Seriously? North Korea has never invaded South Korea, and would have no reason to do so, had the US not blocked free and fair elections in 1950.
I know this is naive but I still think it's valid: US troops take a solemn oath to defend the US and its Constitution from enemies foreign and domestic. That's it. There is ZERO justification for throwing them into combat in distant lands based on tissue-thin what-ifs and second-wave feminism's convictions about liberating a population of girls about whom the feminists know nothing.
Secondly, all those piping up now about the horrors of Afghanistan should LITERALLY take up arms and go over there. Wild as this sounds, it certainly is not unprecedented. Thousands of foreigners who were outraged by General Franco's invasion of Republican Spain in the 1930s rushed to that government's defense, including hundreds of Americans (the Lincoln Brigade). And as the Taliban have proved, a force equipped with only small arms can be quite effective.
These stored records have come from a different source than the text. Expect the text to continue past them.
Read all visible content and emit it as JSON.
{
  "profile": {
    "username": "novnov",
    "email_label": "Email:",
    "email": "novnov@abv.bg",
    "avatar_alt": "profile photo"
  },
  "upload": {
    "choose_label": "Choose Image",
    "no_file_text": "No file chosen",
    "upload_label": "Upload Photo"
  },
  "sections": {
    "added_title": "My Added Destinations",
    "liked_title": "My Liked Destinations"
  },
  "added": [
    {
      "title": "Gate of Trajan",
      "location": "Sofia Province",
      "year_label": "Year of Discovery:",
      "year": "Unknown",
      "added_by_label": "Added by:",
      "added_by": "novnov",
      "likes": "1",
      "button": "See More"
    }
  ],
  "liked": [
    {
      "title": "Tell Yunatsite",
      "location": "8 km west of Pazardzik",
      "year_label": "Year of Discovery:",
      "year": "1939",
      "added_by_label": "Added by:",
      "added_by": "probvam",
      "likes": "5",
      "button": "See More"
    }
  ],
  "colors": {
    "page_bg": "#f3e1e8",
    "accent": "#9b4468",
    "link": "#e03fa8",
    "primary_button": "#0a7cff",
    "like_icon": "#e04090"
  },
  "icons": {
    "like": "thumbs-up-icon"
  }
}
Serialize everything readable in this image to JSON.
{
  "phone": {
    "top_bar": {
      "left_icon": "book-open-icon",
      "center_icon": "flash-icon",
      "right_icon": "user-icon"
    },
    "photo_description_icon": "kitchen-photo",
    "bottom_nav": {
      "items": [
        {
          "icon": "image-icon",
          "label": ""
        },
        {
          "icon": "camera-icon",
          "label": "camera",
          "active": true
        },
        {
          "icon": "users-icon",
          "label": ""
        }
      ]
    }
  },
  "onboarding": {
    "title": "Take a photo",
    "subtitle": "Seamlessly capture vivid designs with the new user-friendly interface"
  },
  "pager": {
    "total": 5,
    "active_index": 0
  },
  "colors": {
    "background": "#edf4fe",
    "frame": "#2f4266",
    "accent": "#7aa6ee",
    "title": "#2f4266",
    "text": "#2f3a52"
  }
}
As for resettling Afghans in the West, two points: Many of those who worked as interpreters and in other capacities for US forces had a habit of betraying their American friends to the enemy. Do we want these guys over here? And just for once when it comes to refugee settlement and the like, let's put every single one of these Afghans in the apparently most sympathetic and, coincidentally, very zip codes, including Martha's Vineyard and The Hamptons. After all, it was their fully owned politicians who got the US into this mess. Let's see how they like cleaning it up, for a change.